A gnawing fear looms that it could all be undone—that one might be forced to leave before even getting the chance to graduate.
Education is a right, but that right seems to be slipping farther and farther away amid the tangle of shifting policies and administrative hurdles.
In Outlook Magazine’s 21 July 2025, issue, ‘Degrees of Separation’, we explore the aspects of education that go beyond grades.
In ‘The Othering of Learning', Pankaj Butalia explains the essence of university culture, campus life and its interaction with politics. He writes, “People associate the university with freedom—with a liberation of the mind and the spirit—with learning, with ideas, and with knowledge. We also acknowledge that the mind needs space to grow, that it needs to fight boundaries, and that it needs to be fearless in this endeavour.”
In ‘Thought Police’, Apeksha Priyadarshini writes about the arrest of Ashoka Professor, Ali Khan Mahmudabad.
“While there can be many avenues to contend his point of view, a more fundamental question lies hidden in this line of thinking—what distinguishes education from literacy? What is the purpose of “critical thinking”—taught enthusiastically in classrooms, condemned and punished when applied to the larger society?”
Pragya Singh in 'Fear and Loathing in the Ivy League' chronicles stories of 10 Indian students, professors and parents studying in the United States and the United Kingdom.
“Ranjini Srinivasan is one such student. Branded “pro-Hamas” in the media, she was forced to leave the United States months before completing her PhD at Columbia. Officially, she “self-deported.” In reality, authorities swooped in and gave her no choice but to leave. Columbia quietly removed her from its rolls. India, too, remained mostly silent as students like her were forced out.
Indian students, vocational students and exchange visitors applying to the United States must now make their social media profiles “public” to establish their identity and “admissibility” under United States law, according to the United States Embassy.
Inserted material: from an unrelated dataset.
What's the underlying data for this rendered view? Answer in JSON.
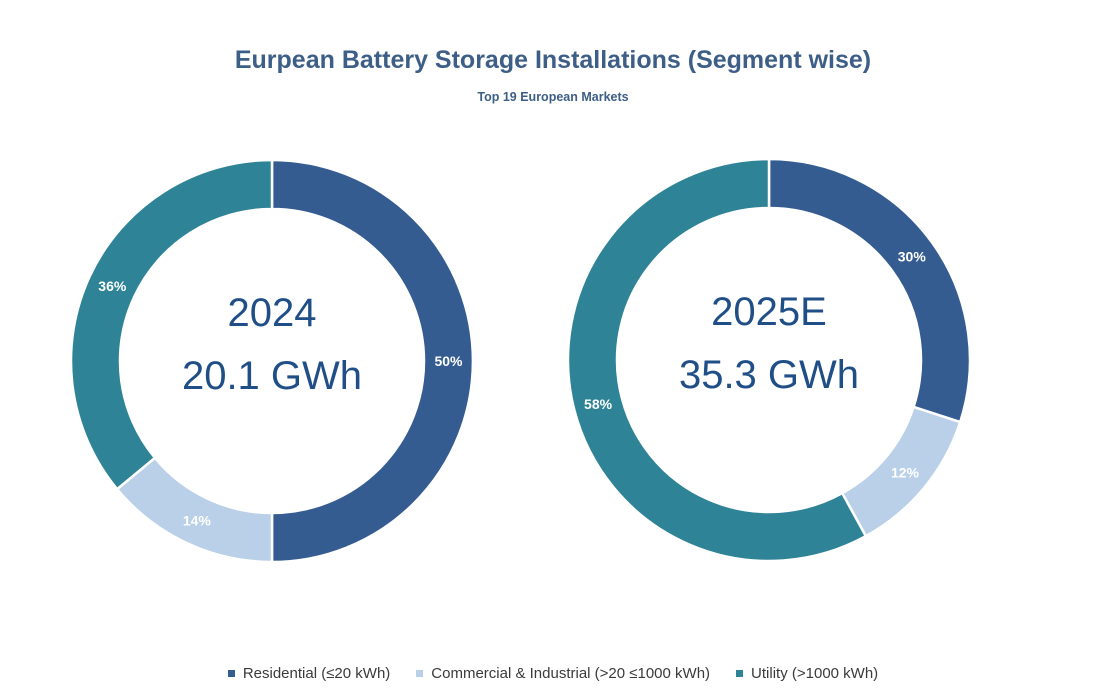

Moreover, the “effective immediately” policy also does not “guarantee” that Indian students without an existing appointment will get a visa interview slot “this summer.”
In ‘The Great American Campus Dilemma?’ Satish Padmanabhan engaged with Saikat Majumdar, Ashoka University professor and former faculty at Stanford University.
“Plurality and diversity, in the intellectual, social, and political sense, have been synonymous to innovative, interdisciplinary education at both the undergraduate and graduate levels. The attack on DEI [Diversity, Equity, Inclusion] is an attack on the core principles of this education. And, obviously, such attacks are particularly harmful for international students; even more so for those who are not white,” Majumdar said when asked what the biggest challenges to college education are today.
Avantika Mehta writes in ‘Exit Option’ about students planning to go abroad to study from tier-two and tier-three Indian cities.
“A decade ago, there were only a handful of small offices in Meerut that handled test preparation or niche counselling. Now, dozens of firms offer end-to-end services, with the larger pan-India firms opening branch offices in small towns and tier-two and tier-three cities.”
The issue also has Outlook-ICARE Rankings 2025 of India’s Best Colleges.
While Indian international students now form the world’s second-largest group abroad, after China, the focus on getting into a “good college,” navigating administrative hurdles and landing prestigious jobs appears to be taking priority over genuine learning.